Павол ДемешПавол Демеш© Ľuboš Pilc / Pravda

— Как вы приняли решение заняться политикой?

— После «бархатной революции» мой очень близкий друг, биохимик Ладислав Ковач, стал министром образования. Его когда-то выгнали из университета из-за протестов против советского вторжения в Чехословакию в 1968 году. После этого он не мог преподавать, но он был очень известной и уважаемой в обществе фигурой. Во время протестов студенты решили, что хотят, чтобы он стал новым министром образования. После этого он позвонил мне и сказал: «Мы годами мечтали о переменах, приходи и давай работать вместе». Все мы, кто начал работать в Министерстве образования после «бархатной революции», пришли из области естественных наук.

— Что люди в Словакии думали в то время о Западе?

— Один из лозунгов «бархатной революции» звучал так: «Вернуться обратно в Европу!» Для нас это был свободный мир, от которого мы были отделены в течение десятилетий.

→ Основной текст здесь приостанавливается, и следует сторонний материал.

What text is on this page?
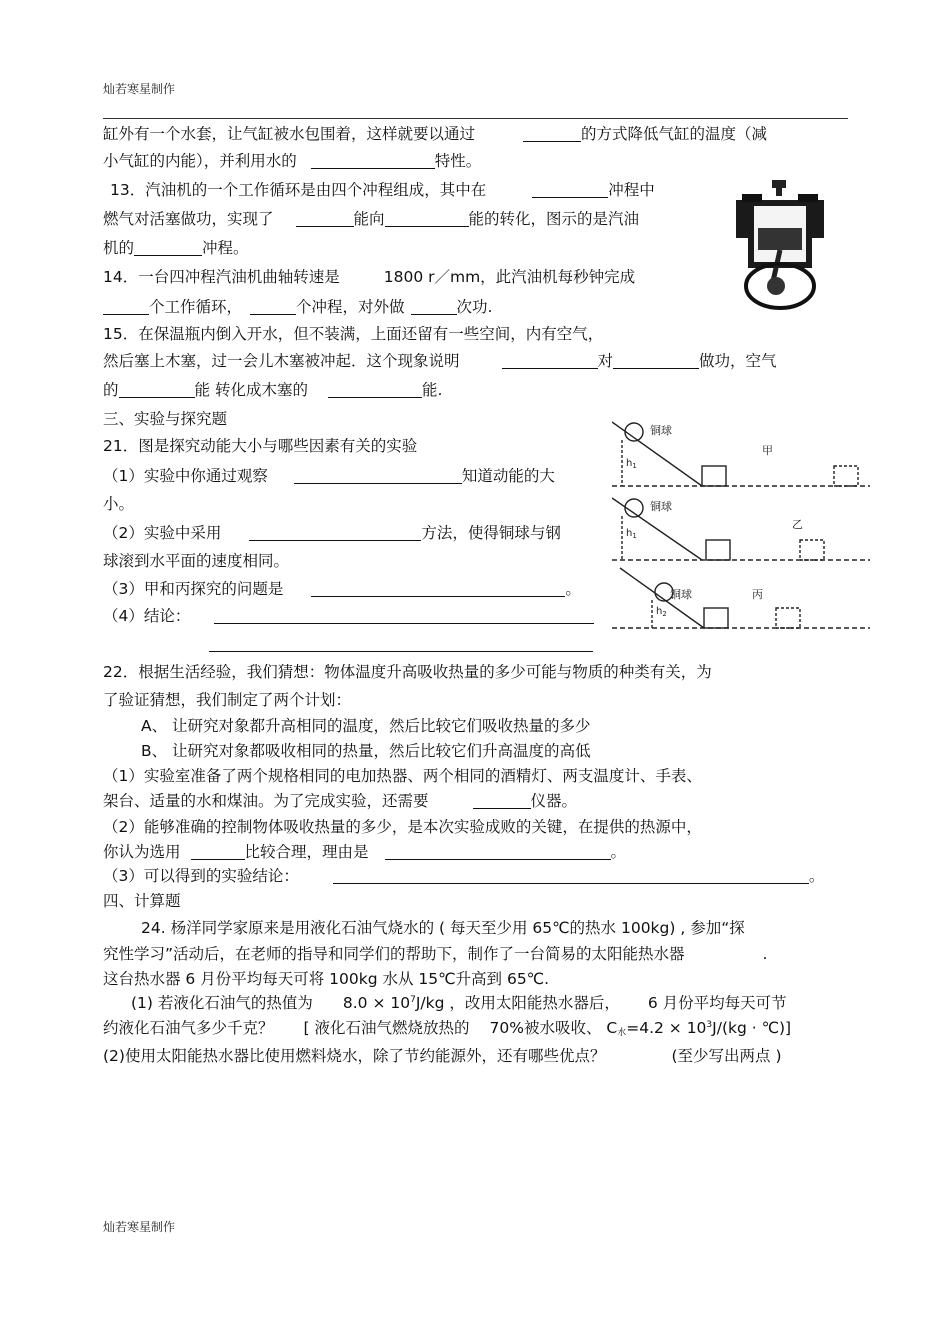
灿若寒星制作
缸外有一个水套，让气缸被水包围着，这样就要以通过	的方式降低气缸的温度（减
小气缸的内能），并利用水的	特性。
13．汽油机的一个工作循环是由四个冲程组成，其中在	冲程中
燃气对活塞做功，实现了	能向	能的转化，图示的是汽油
机的	冲程。
14．一台四冲程汽油机曲轴转速是	1800 r／mm，此汽油机每秒钟完成
个工作循环，	个冲程，对外做	次功.
15．在保温瓶内倒入开水，但不装满，上面还留有一些空间，内有空气，
然后塞上木塞，过一会儿木塞被冲起．这个现象说明	对	做功，空气
的	能 转化成木塞的	能.
三、实验与探究题
21．图是探究动能大小与哪些因素有关的实验
（1）实验中你通过观察	知道动能的大
小。
（2）实验中采用	方法，使得铜球与钢
球滚到水平面的速度相同。
（3）甲和丙探究的问题是	。
（4）结论：
铜球
甲
铜球
乙
铜球	丙
$h_1$
$h_1$
$h_2$
22．根据生活经验，我们猜想：物体温度升高吸收热量的多少可能与物质的种类有关，为
了验证猜想，我们制定了两个计划：
A、 让研究对象都升高相同的温度，然后比较它们吸收热量的多少
B、 让研究对象都吸收相同的热量，然后比较它们升高温度的高低
（1）实验室准备了两个规格相同的电加热器、两个相同的酒精灯、两支温度计、手表、
架台、适量的水和煤油。为了完成实验，还需要	仪器。
（2）能够准确的控制物体吸收热量的多少，是本次实验成败的关键，在提供的热源中，
你认为选用	比较合理，理由是	。
（3）可以得到的实验结论：	。
四、计算题
24. 杨洋同学家原来是用液化石油气烧水的 ( 每天至少用 65℃的热水 100kg) , 参加“探
究性学习”活动后，在老师的指导和同学们的帮助下，制作了一台简易的太阳能热水器	.
这台热水器 6 月份平均每天可将 100kg 水从 15℃升高到 65℃.
(1) 若液化石油气的热值为 $8.0 \times 10^7J/kg$ ，改用太阳能热水器后， 6 月份平均每天可节
约液化石油气多少千克？ [ 液化石油气燃烧放热的 70%被水吸收、 $C_水=4.2 \times 10^3J/(kg$ · ℃)]
(2)使用太阳能热水器比使用燃料烧水，除了节约能源外，还有哪些优点？	(至少写出两点 )
灿若寒星制作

Братислава расположена буквально на границе железного занавеса — река Дунай отделяет Австрию от Словакии. 10 декабря 1989 года, в День прав человека, примерно 100 000 словаков устроили шествие в сторону границы. Австрийские и словацкие пограничники никого не останавливали, а просто смотрели, как эти 100 000 человек хотят сказать: «Привет, Европа!» Эта сила гражданского общества, как ее понимал Ганди, изменила ситуацию. Горбачев, Рейган и большая геополитика открыли для нас окно возможностей, новое пространство, а мы его наполнили.

— Но в то же время были люди вроде Мариана Кочнера, бизнесмена, который сейчас находится под арестом и обвиняется в организации убийства журналиста Яна Куцияка. Сразу после «бархатной революции» он использовал все возможности для своего обогащения.

— Когда в любой стране случаются фундаментальные изменения такого рода, появляются разные группы людей. Кто-то следует идеалам, кто-то паразитирует на переменах. Мы полностью поменяли правила игры — политические, экономические, общественные. Но всегда находятся те, кто достаточно агрессивен и знает, как использовать свободную систему для личного обогащения. Абсолютное большинство людей в то время хотели честности, открытости, диалога, сдержанной политики. Но были и бывшие коммунисты, которые перековались в демократов и стали использовать old boys' networks в собственных интересах. Они выиграли от процесса приватизации. Такие люди, как Кочнер, наладили связи с политиками и криминальными группировками, возникшими в это время. Так мы увидели, что у построения демократии в каждой стране есть и плюсы, и минусы. На Западных Балканах начались войны после распада Югославии. В этом смысле у каждой страны свои особенности — сейчас в некоторых странах социалистического блока дела с демократией и благополучием людей обстоят лучше, чем в других.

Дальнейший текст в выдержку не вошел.